Geç kalmamıştım. Hatta tam gereken zamanda oradaydım. İçeride sallanan, birbirine sürtünen vücutların arasından Aslı'yı aradı gözlerim. Kıvırcık kumral saçları 'Ben buradayım'diye bağırırcasına sallandığını görünce dudaklarımın kenarları yukarı doğru kıvrılırken girişe çok yakın olan Aslı'nın masasına doğru attım kendimi. Doğru seçimdi, yakın olacaktık ki geldiklerinde görecek..
"Hey sen?" olduğum yere çakılmama sebep olan kolun ve sesin sahibine çevirdim kafamı. Ah Artun! Düşmanım beni tanımıştı lanet olsun!
"Evet?" diyebildim uzun saniyelerin ardından.
"Seni sanki tanıyorum!"
Kim olduğumu anlamamıştı!
"Burda çok zaman geçiren herkes beni tanır." sır verir gibi eğildim "Ah işte kötü ün!" dedim halimden yakınırcasına.
"Hayır!" gereksizce kükremişti. LANET OLSUN TANIYORDU! Tek kaşımı kaldırıp 'ne halt yemeye çalışıyorsun sen' dercesine attığım bakış onu açıklama yapmaya yöneltmişti.
"Okuldan, aynı dersleri alıyoruz. "
"Ah anlıyorum..." düşünür gibi durdum ona bakarak "Ve sen...?"
"Gerçekten mi?" dediğinde tongaya düşürdüğüme emin olabilmiştim.

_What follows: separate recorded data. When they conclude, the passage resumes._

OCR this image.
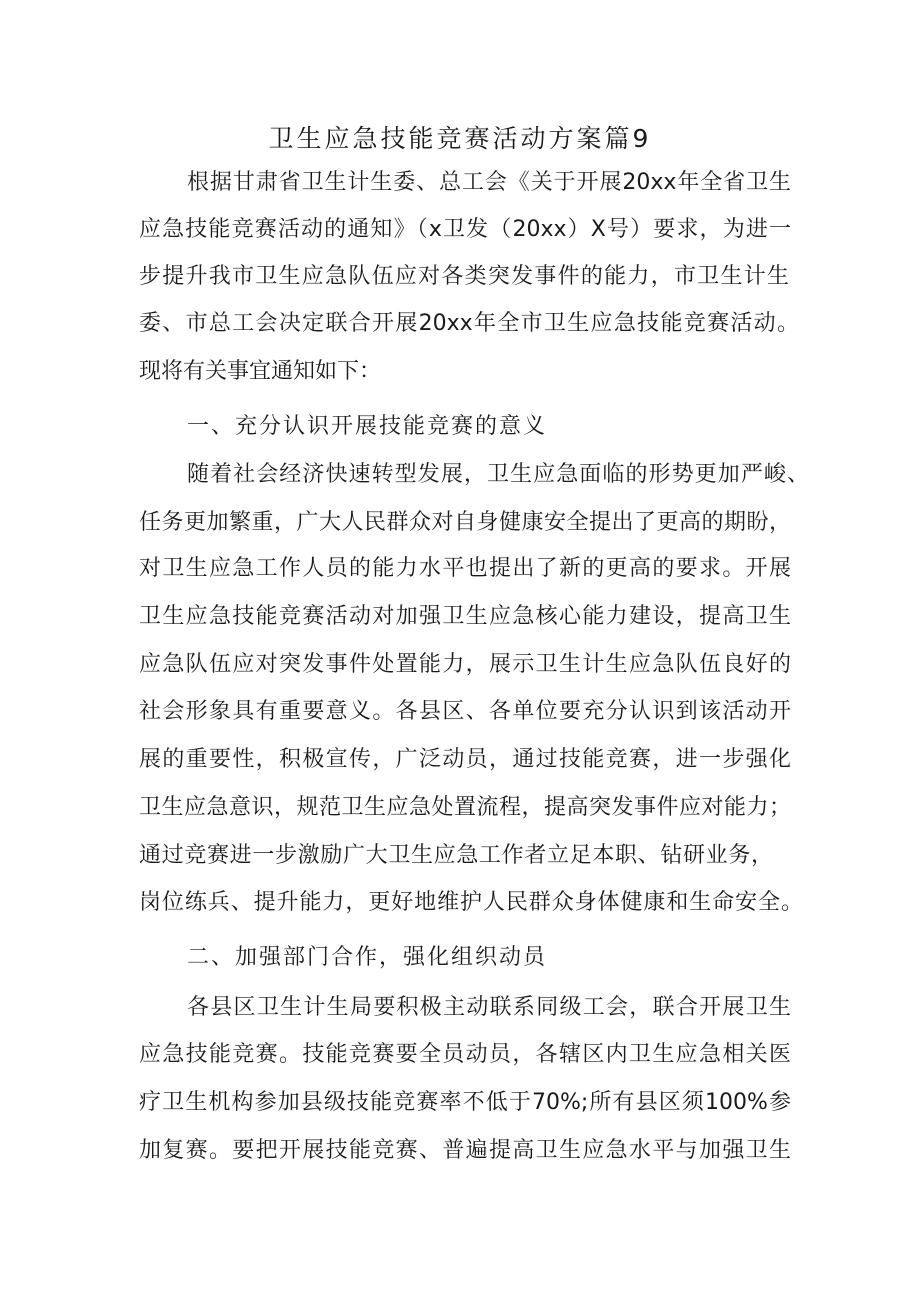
卫生应急技能竞赛活动方案篇9
根据甘肃省卫生计生委、总工会《关于开展20xx年全省卫生
应急技能竞赛活动的通知》（x卫发（20xx）X号）要求，为进一
步提升我市卫生应急队伍应对各类突发事件的能力，市卫生计生
委、市总工会决定联合开展20xx年全市卫生应急技能竞赛活动。
现将有关事宜通知如下：
一、充分认识开展技能竞赛的意义
随着社会经济快速转型发展，卫生应急面临的形势更加严峻、
任务更加繁重，广大人民群众对自身健康安全提出了更高的期盼，
对卫生应急工作人员的能力水平也提出了新的更高的要求。开展
卫生应急技能竞赛活动对加强卫生应急核心能力建设，提高卫生
应急队伍应对突发事件处置能力，展示卫生计生应急队伍良好的
社会形象具有重要意义。各县区、各单位要充分认识到该活动开
展的重要性，积极宣传，广泛动员，通过技能竞赛，进一步强化
卫生应急意识，规范卫生应急处置流程，提高突发事件应对能力；
通过竞赛进一步激励广大卫生应急工作者立足本职、钻研业务，
岗位练兵、提升能力，更好地维护人民群众身体健康和生命安全。
二、加强部门合作，强化组织动员
各县区卫生计生局要积极主动联系同级工会，联合开展卫生
应急技能竞赛。技能竞赛要全员动员，各辖区内卫生应急相关医
疗卫生机构参加县级技能竞赛率不低于70%;所有县区须100%参
加复赛。要把开展技能竞赛、普遍提高卫生应急水平与加强卫生
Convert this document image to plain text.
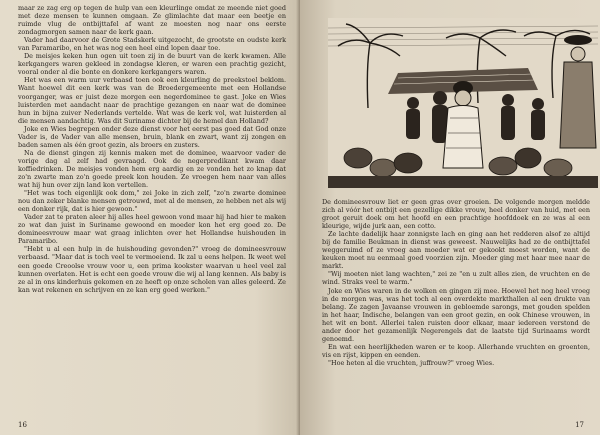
maar ze zag erg op tegen de hulp van een kleurlinge omdat ze meende niet goed met deze mensen te kunnen omgaan. Ze glimlachte dat maar een beetje en ruimde vlug de ontbijttafel af want ze moesten nog naar ons eerste zondagmorgen samen naar de kerk gaan.

Vader had daarvoor de Grote Stadskerk uitgezocht, de grootste en oudste kerk van Paramaribo, en het was nog een heel eind lopen daar toe.

De meisjes keken hun ogen uit toen zij in de buurt van de kerk kwamen. Alle kerkgangers waren gekleed in zondagse kleren, er waren een prachtig gezicht, vooral onder al die bonte en donkere kerkgangers waren.

Het was een warm uur verbaasd toen ook een kleurling de preekstoel beklom. Want hoewel dit een kerk was van de Broedergemeente met een Hollandse voorganger, was er juist deze morgen een negerdominee te gast. Joke en Wies luisterden met aandacht naar de prachtige gezangen en naar wat de dominee hun in bijna zuiver Nederlands vertelde. Wat was de kerk vol, wat luisterden al die mensen aandachtig. Was dit Suriname dichter bij de hemel dan Holland?

Joke en Wies begrepen onder deze dienst voor het eerst pas goed dat God onze Vader is, de Vader van alle mensen, bruin, blank en zwart, want zij zongen en baden samen als één groot gezin, als broers en zusters.

Na de dienst gingen zij kennis maken met de dominee, waarvoor vader de vorige dag al zelf had gevraagd. Ook de negerpredikant kwam daar koffiedrinken. De meisjes vonden hem erg aardig en ze vonden het zo knap dat zo'n zwarte man zo'n goede preek kon houden. Ze vroegen hem naar van alles wat hij hun over zijn land kon vertellen.

"Het was toch eigenlijk ook dom," zei Joke in zich zelf, "zo'n zwarte dominee nou dan zeker blanke mensen getrouwd, met al de mensen, ze hebben net als wij een donker rijk, dat is hier gewoon."

Vader zat te praten aleer hij alles heel gewoon vond maar hij had hier te maken zo wat dan juist in Suriname gewoond en moeder kon het erg goed zo. De domineesvrouw maar wat graag inlichten over het Hollandse huishouden in Paramaribo.

"Hebt u al een hulp in de huishouding gevonden?" vroeg de domineesvrouw verbaasd. "Maar dat is toch veel te vermoeiend. Ik zal u eens helpen. Ik weet wel een goede Creoolse vrouw voor u, een prima kookster waarvan u heel veel zal kunnen overlaten. Het is echt een goede vrouw die wij al lang kennen. Als baby is ze al in ons kinderhuis gekomen en ze heeft op onze scholen van alles geleerd. Ze kan wat rekenen en schrijven en ze kan erg goed werken."

16

De domineesvrouw liet er geen gras over groeien. De volgende morgen meldde zich al vóór het ontbijt een gezellige dikke vrouw, heel donker van huid, met een groot geruit doek om het hoofd en een prachtige hoofddoek en ze was al een kleurige, wijde jurk aan, een cotto.

Ze lachte dadelijk haar zonnigste lach en ging aan het redderen alsof ze altijd bij de familie Beukman in dienst was geweest. Nauwelijks had ze de ontbijttafel weggeruimd of ze vroeg aan moeder wat er gekookt moest worden, want de keuken moet nu eenmaal goed voorzien zijn. Moeder ging met haar mee naar de markt.

"Wij moeten niet lang wachten," zei ze "en u zult alles zien, de vruchten en de wind. Straks veel te warm."

Joke en Wies waren in de wolken en gingen zij mee. Hoewel het nog heel vroeg in de morgen was, was het toch al een overdekte markthallen al een drukte van belang. Ze zagen Javaanse vrouwen in gebloemde sarongs, met gouden spelden in het haar, Indische, belangen van een groot gezin, en ook Chinese vrouwen, in het wit en bont. Allerlei talen ruisten door elkaar, maar iedereen verstond de ander door het gezamenlijk Negerengels dat de laatste tijd Surinaams wordt genoemd.

En wat een heerlijkheden waren er te koop. Allerhande vruchten en groenten, vis en rijst, kippen en eenden.

"Hoe heten al die vruchten, juffrouw?" vroeg Wies.

17
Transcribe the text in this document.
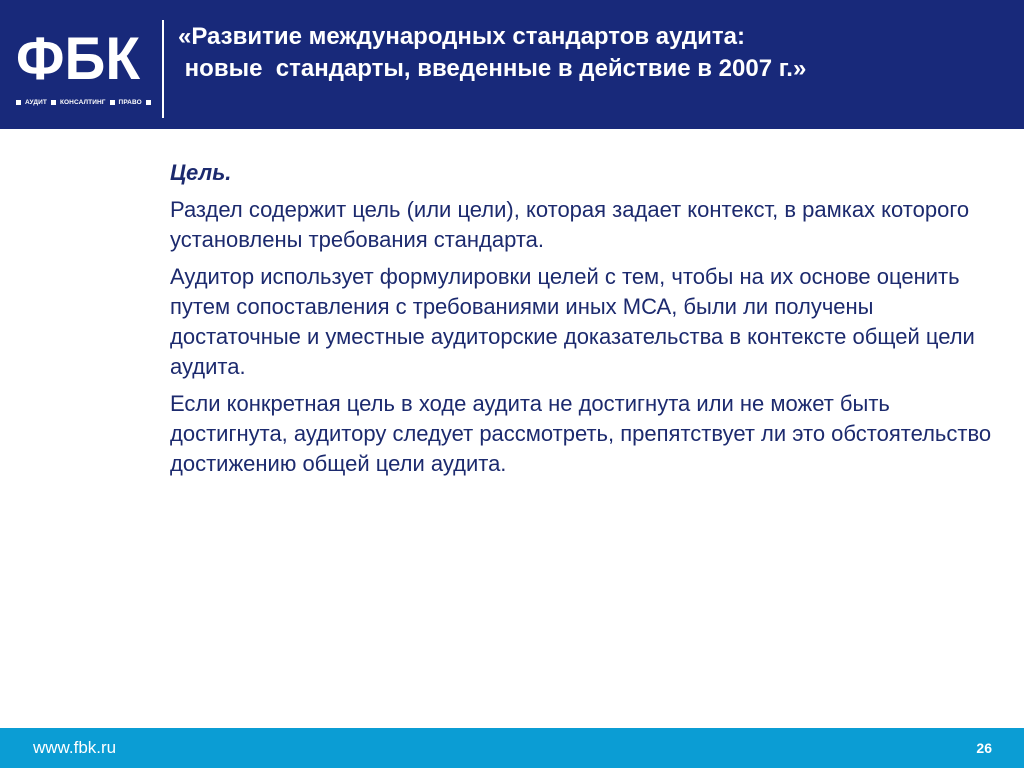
ФБК
АУДИТ КОНСАЛТИНГ ПРАВО
«Развитие международных стандартов аудита:
новые  стандарты, введенные в действие в 2007 г.»

Цель.

Раздел содержит цель (или цели), которая задает контекст, в рамках которого установлены требования стандарта.

Аудитор использует формулировки целей с тем, чтобы на их основе оценить путем сопоставления с требованиями иных МСА, были ли получены достаточные и уместные аудиторские доказательства в контексте общей цели аудита.

Если конкретная цель в ходе аудита не достигнута или не может быть достигнута, аудитору следует рассмотреть, препятствует ли это обстоятельство достижению общей цели аудита.

www.fbk.ru	26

"Yani ciddi ciddi tanımıyorsun ha? Her neyse Artun ben, Gece" dedi ve ardından elini uzatıp tokalaşmamı bekledi. Fazla bekletmeden tokalaşma eylemini gerçekleştirdim. Memnun olduğunu belirten cümlesine sadece gülümseyerek cevap vermekle yetinip gidecekken tekrar sesi devreye girdi.
"Arkadaşlarımlayız, gelmek istersen..." dedi ve eliyle bir kaç erkeğin olduğu bir masayı işaret etti.
"Aklımda tutacağım." dedim cilveli bir tavırla ardından da arkadaşımın yanına doğru gittim. Aslı'ya olanlardan bahsettim ve onun cevaplarını dinlerken gözlerim Arat'ı aradı. Bir anda aklıma gelmişti. Elimde çalan telefonu fark edince gözlerimi irilttim. 'Bu kadar olurdu!' diye geçirdim içimden ve telefonu cevaplamak için açarak kulağıma götürdüm.
"Arkana bak arkana önünde değilim." gözlerimi devirmeme sebep olacak şahane sözler.
"Artun masalarına çağırdı, ne yapmalıyım?" dedim kısa keserek.
"Git, ama himayemden çıkmayacaksın." Poyraz iki kesilecek başıma diye geçirdim içimden.
"Pekala, ama Aslı?"
"Bizimle o." dedi ardından telefonu kapayıp ona döndüm, bana göz kırtığını görünce gülümsedim ve Artun'un masasına doğru ilerlemek için önce bir onların masasını gösterdiği yöne doğru baktım, en sağdaki loca. Ah tabii beyimiz dikkatin en alasını çekecekti.
Oldukları yere vardığımda Artun'un omzuna dokundum ve hafif somurtarak ağzımı açtım, "Biraz arkadaşımla takışmış olabilirim acaba bu geceyi sizle geçirebilir miyim?" dedim cilveli tavrımla ona ve etrafına göz atarak.